Bonus bebè: con la Legge di Stabilità finanziato il 2016 (voucher baby sitter compreso)

Lunedì, 25 gennaio 2016

La legge di Stabilità 2016 ha garantito le risorse finanziarie per il pagamento del bonus bebè (istituito con la legge di Stabilità 2015) e del voucher Baby sitter-nido (quest’ultimo in alternativa ai congedi parentali) che viene anche esteso alle lavoratrici autonome e alla imprenditrici.

Per beneficiare di questi contributi economici è necessario seguire alcune semplici procedure. Cominciamo con quelle relative al bonus bebè che, ricordiamo, viene pagato dall’Inps fino al compimento dei tre anni di età del bambino nato o adottato.

Chi ha ottenuto il pagamento dell’assegno lo scorso anno per continuare riceverlo anche nel 2016 deve rinnovare il Modello Isee entro il 31 gennaio 2016.

In caso contrario l’Inps sospende il pagamento del bonus a partire da febbraio 2016 e lo ripristina (compresi gli arretrati rimasti in sospeso) non appena viene presentato il nuovo Isee.

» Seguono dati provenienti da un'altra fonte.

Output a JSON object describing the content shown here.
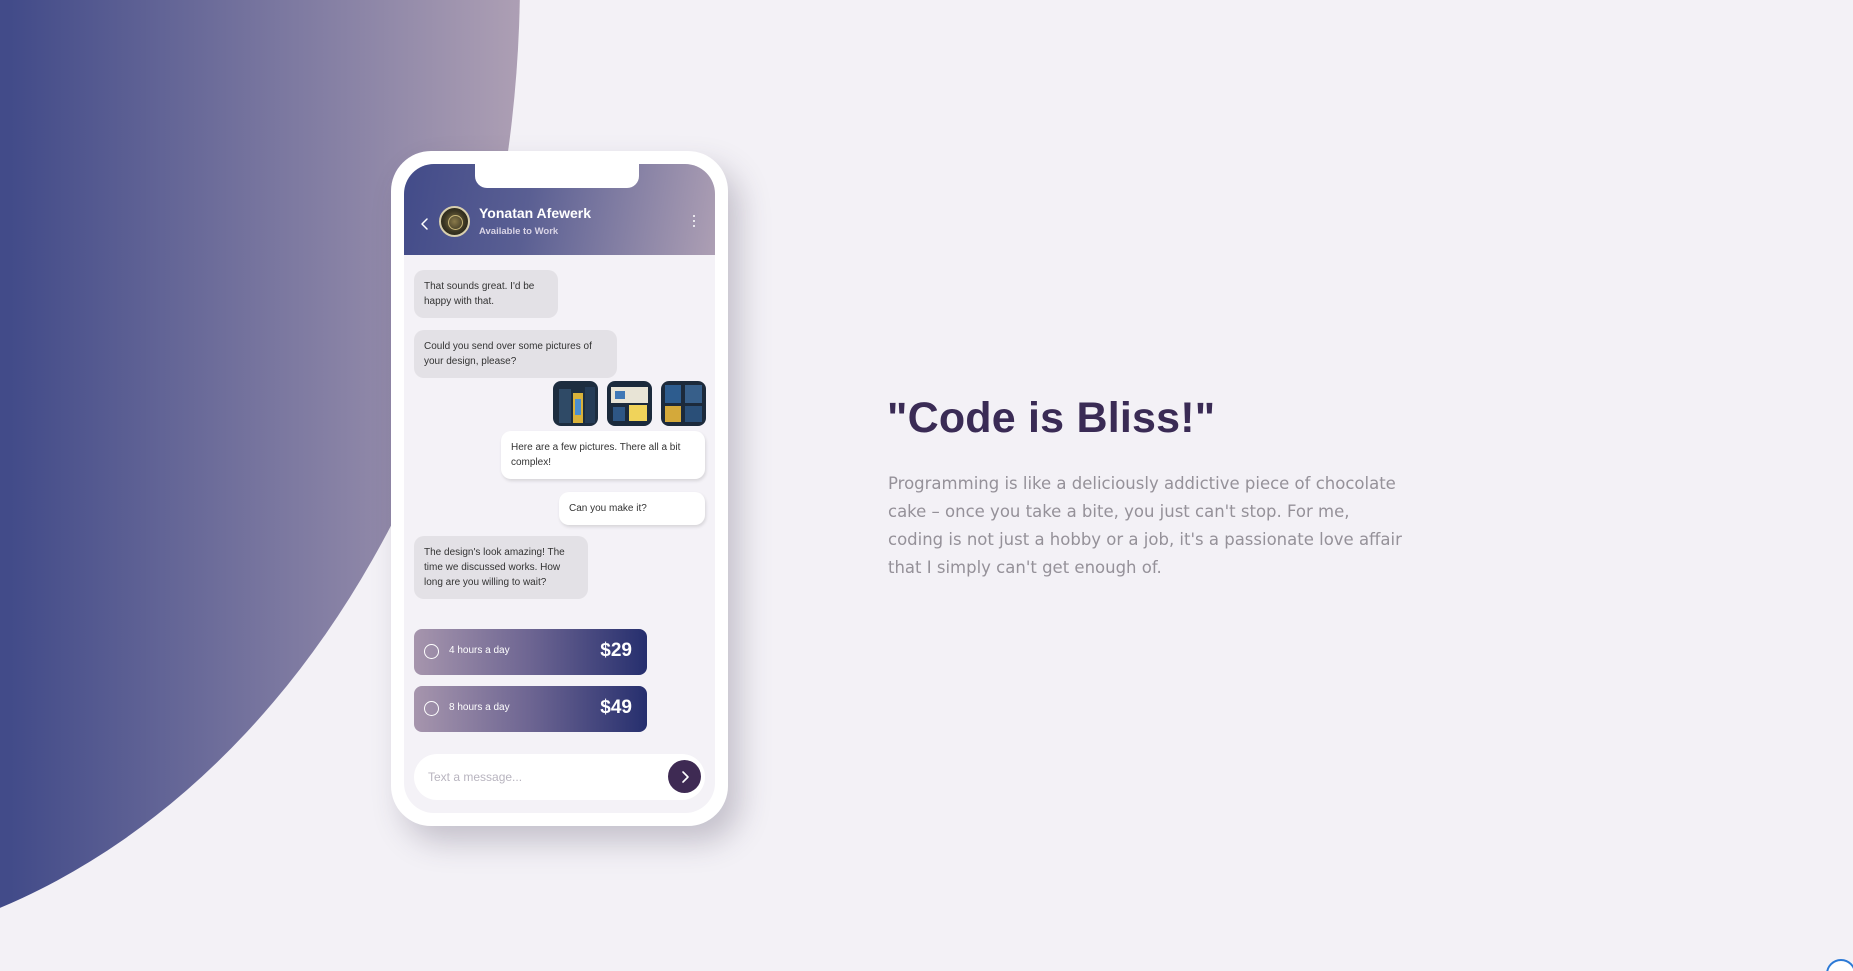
{
  "chat": {
    "contact_name": "Yonatan Afewerk",
    "contact_status": "Available to Work",
    "messages": [
      {
        "from": "contact",
        "text": "That sounds great. I'd be happy with that."
      },
      {
        "from": "contact",
        "text": "Could you send over some pictures of your design, please?"
      },
      {
        "from": "me",
        "text": "Here are a few pictures. There all a bit complex!"
      },
      {
        "from": "me",
        "text": "Can you make it?"
      },
      {
        "from": "contact",
        "text": "The design's look amazing! The time we discussed works. How long are you willing to wait?"
      }
    ],
    "options": [
      {
        "label": "4 hours a day",
        "price": "$29"
      },
      {
        "label": "8 hours a day",
        "price": "$49"
      }
    ],
    "composer_placeholder": "Text a message..."
  },
  "hero": {
    "title": "\"Code is Bliss!\"",
    "text": "Programming is like a deliciously addictive piece of chocolate cake – once you take a bite, you just can't stop. For me, coding is not just a hobby or a job, it's a passionate love affair that I simply can't get enough of."
  },
  "colors": {
    "gradient_start": "#424b89",
    "gradient_end": "#ad9fb4",
    "title_color": "#3a2b55",
    "send_button": "#3e2a53"
  },
  "icons": [
    "back-icon",
    "more-icon",
    "send-icon"
  ]
}
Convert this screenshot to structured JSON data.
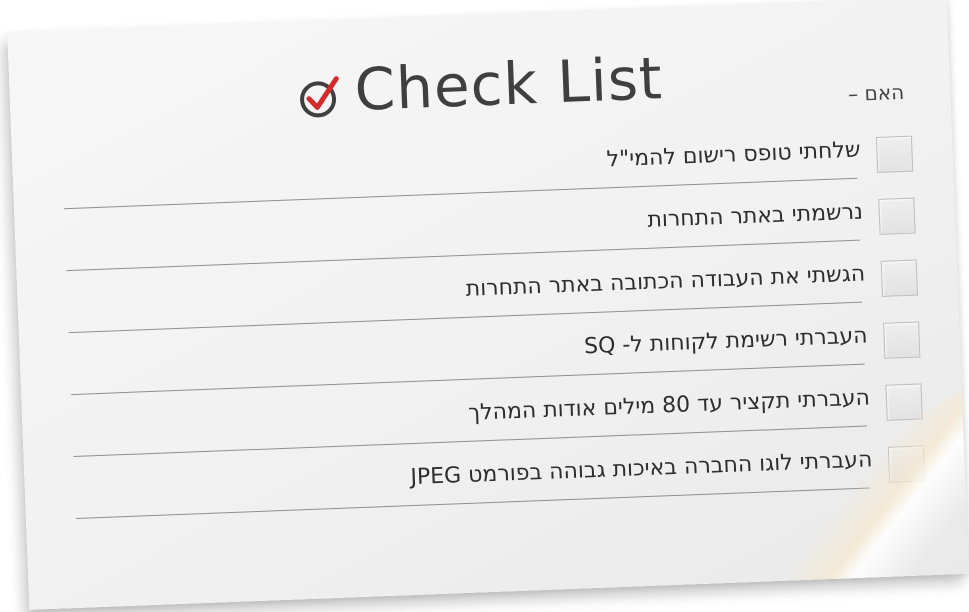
{
  "title": "Check List",
  "prefix": "האם –",
  "items": [
    {
      "label": "שלחתי טופס רישום להמי\"ל"
    },
    {
      "label": "נרשמתי באתר התחרות"
    },
    {
      "label": "הגשתי את העבודה הכתובה באתר התחרות"
    },
    {
      "label": "העברתי רשימת לקוחות ל- SQ"
    },
    {
      "label": "העברתי תקציר עד 80 מילים אודות המהלך"
    },
    {
      "label": "העברתי לוגו החברה באיכות גבוהה בפורמט JPEG"
    }
  ],
  "icons": {
    "title_icon": "checkmark-circle-icon"
  },
  "colors": {
    "accent": "#d42a2a",
    "title": "#3f3f3f"
  }
}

Le soglie di reddito Isee sono eguali a quelle dello scorso anno. Per i bambini nati o adottati nel 2016 le regole e i requisiti sono rimasti immutati.

Ne beneficiano infatti tutti i figli di cittadini residenti in Italia: italiani e dell’Unione Europea come pure extracomunitari con permesso di soggiorno di lungo periodo, con status di rifugiato politico o di protezione sussidiaria.

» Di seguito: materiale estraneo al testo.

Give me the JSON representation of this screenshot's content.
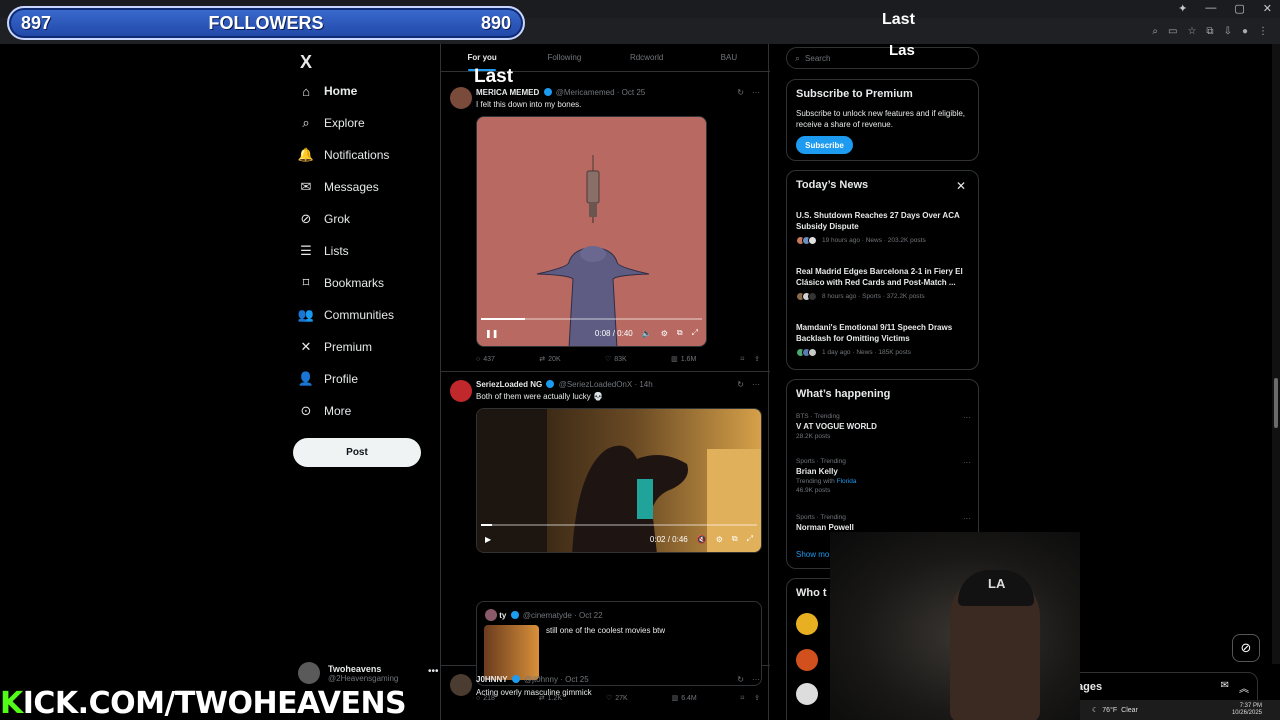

L’importo dell’assegno è di € 960 (80 euro mensili) se il nucleo familiare ha un reddito annuo Isee che non supera i € 25mila. Raddoppia a € 1.920 (160 euro mese) se il reddito Isee non supera € 7.000. Sopra € 25mila Isee non si ha diritto all’assegno.

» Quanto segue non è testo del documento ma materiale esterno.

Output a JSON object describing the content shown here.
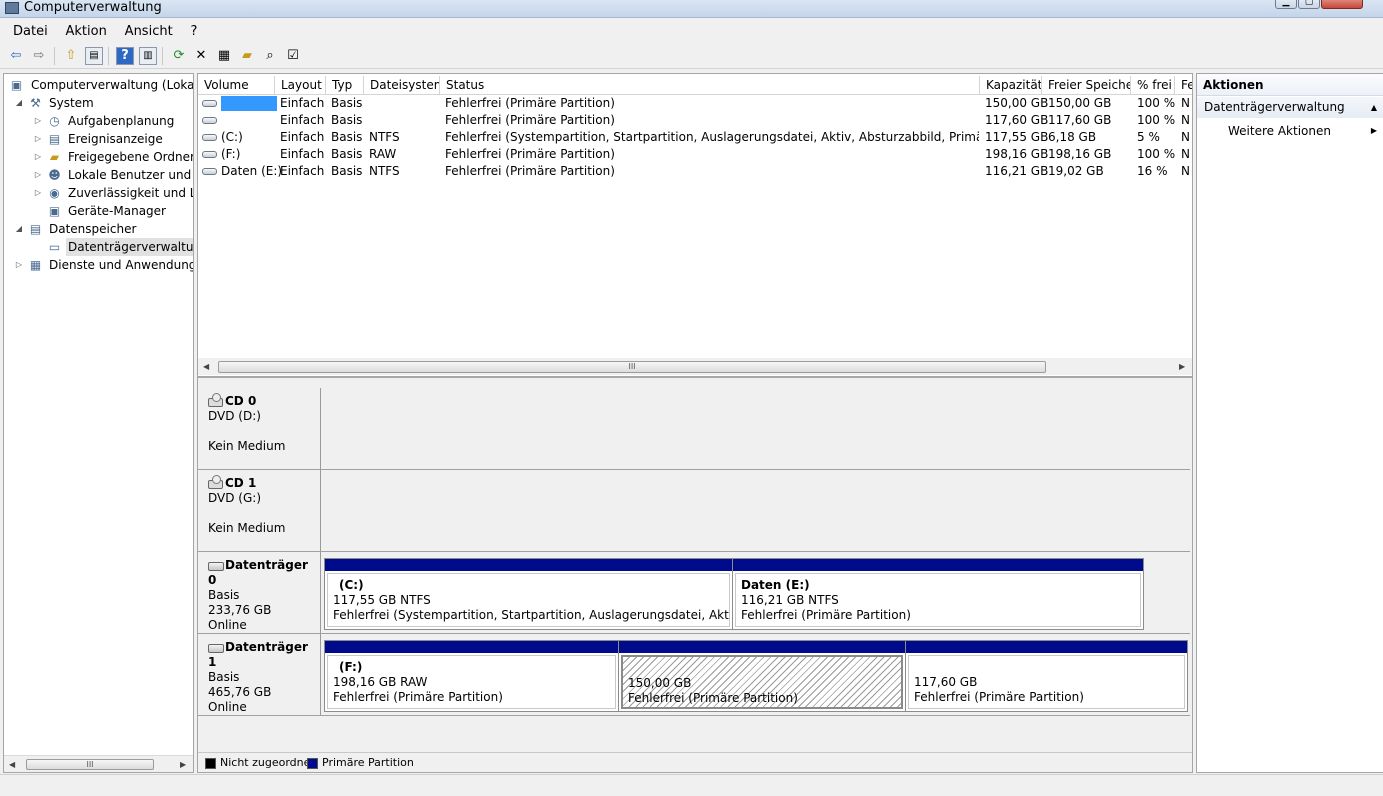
{
  "window": {
    "title": "Computerverwaltung"
  },
  "menu": [
    "Datei",
    "Aktion",
    "Ansicht",
    "?"
  ],
  "tree": {
    "root": "Computerverwaltung (Lokal)",
    "system": "System",
    "system_items": [
      "Aufgabenplanung",
      "Ereignisanzeige",
      "Freigegebene Ordner",
      "Lokale Benutzer und Gruppen",
      "Zuverlässigkeit und Leistung",
      "Geräte-Manager"
    ],
    "storage": "Datenspeicher",
    "storage_items": [
      "Datenträgerverwaltung"
    ],
    "services": "Dienste und Anwendungen"
  },
  "volume_table": {
    "columns": [
      "Volume",
      "Layout",
      "Typ",
      "Dateisystem",
      "Status",
      "Kapazität",
      "Freier Speicher",
      "% frei",
      "Fe"
    ],
    "rows": [
      {
        "volume": "",
        "layout": "Einfach",
        "typ": "Basis",
        "fs": "",
        "status": "Fehlerfrei (Primäre Partition)",
        "cap": "150,00 GB",
        "free": "150,00 GB",
        "pct": "100 %",
        "fe": "N"
      },
      {
        "volume": "",
        "layout": "Einfach",
        "typ": "Basis",
        "fs": "",
        "status": "Fehlerfrei (Primäre Partition)",
        "cap": "117,60 GB",
        "free": "117,60 GB",
        "pct": "100 %",
        "fe": "N"
      },
      {
        "volume": "(C:)",
        "layout": "Einfach",
        "typ": "Basis",
        "fs": "NTFS",
        "status": "Fehlerfrei (Systempartition, Startpartition, Auslagerungsdatei, Aktiv, Absturzabbild, Primäre Partition)",
        "cap": "117,55 GB",
        "free": "6,18 GB",
        "pct": "5 %",
        "fe": "N"
      },
      {
        "volume": "(F:)",
        "layout": "Einfach",
        "typ": "Basis",
        "fs": "RAW",
        "status": "Fehlerfrei (Primäre Partition)",
        "cap": "198,16 GB",
        "free": "198,16 GB",
        "pct": "100 %",
        "fe": "N"
      },
      {
        "volume": "Daten (E:)",
        "layout": "Einfach",
        "typ": "Basis",
        "fs": "NTFS",
        "status": "Fehlerfrei (Primäre Partition)",
        "cap": "116,21 GB",
        "free": "19,02 GB",
        "pct": "16 %",
        "fe": "N"
      }
    ],
    "scroll_glyph": "III"
  },
  "disks": [
    {
      "name": "CD 0",
      "line1": "DVD (D:)",
      "line3": "Kein Medium"
    },
    {
      "name": "CD 1",
      "line1": "DVD (G:)",
      "line3": "Kein Medium"
    },
    {
      "name": "Datenträger 0",
      "line1": "Basis",
      "line2": "233,76 GB",
      "line3": "Online",
      "partitions": [
        {
          "label": "(C:)",
          "size": "117,55 GB NTFS",
          "status": "Fehlerfrei (Systempartition, Startpartition, Auslagerungsdatei, Aktiv, Absturzabbild, Primäre Partition)"
        },
        {
          "label": "Daten  (E:)",
          "size": "116,21 GB NTFS",
          "status": "Fehlerfrei (Primäre Partition)"
        }
      ]
    },
    {
      "name": "Datenträger 1",
      "line1": "Basis",
      "line2": "465,76 GB",
      "line3": "Online",
      "partitions": [
        {
          "label": "(F:)",
          "size": "198,16 GB RAW",
          "status": "Fehlerfrei (Primäre Partition)"
        },
        {
          "label": "",
          "size": "150,00 GB",
          "status": "Fehlerfrei (Primäre Partition)"
        },
        {
          "label": "",
          "size": "117,60 GB",
          "status": "Fehlerfrei (Primäre Partition)"
        }
      ]
    }
  ],
  "legend": {
    "unallocated": "Nicht zugeordnet",
    "primary": "Primäre Partition"
  },
  "actions": {
    "title": "Aktionen",
    "section": "Datenträgerverwaltung",
    "more": "Weitere Aktionen"
  },
  "colors": {
    "primary_partition": "#000b8c",
    "unallocated": "#000000",
    "selection": "#3399ff"
  }
}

La domanda di bonus bebè va fatta entro 90 giorni dalla nascita o dall’ingresso in famiglia del bambino e l’assegno viene pagato dal primo giorno. Se viene invece presentata dopo il pagamento decorre dalla data di presentazione. La domanda va presentata da uno dei due genitori, residente in Italia e convivente con il figlio per il quale si chiede l’assegno.

Per la certificazione reddito isee rivolgersi al Caf Cisl, per la domanda rivolgersi al patronato Inas Cisl. In entrambi i casi l’assistenza è gratuita. Attenzione: Il bonus bebè si può sommare all’assegno di maternità dei Comuni nel caso di famiglia con 3 componenti Si può sommare anche ai voucher per baby sitter o ai contributi per asilo nido ed infine al bonus € 80 dei lavoratori dipendenti.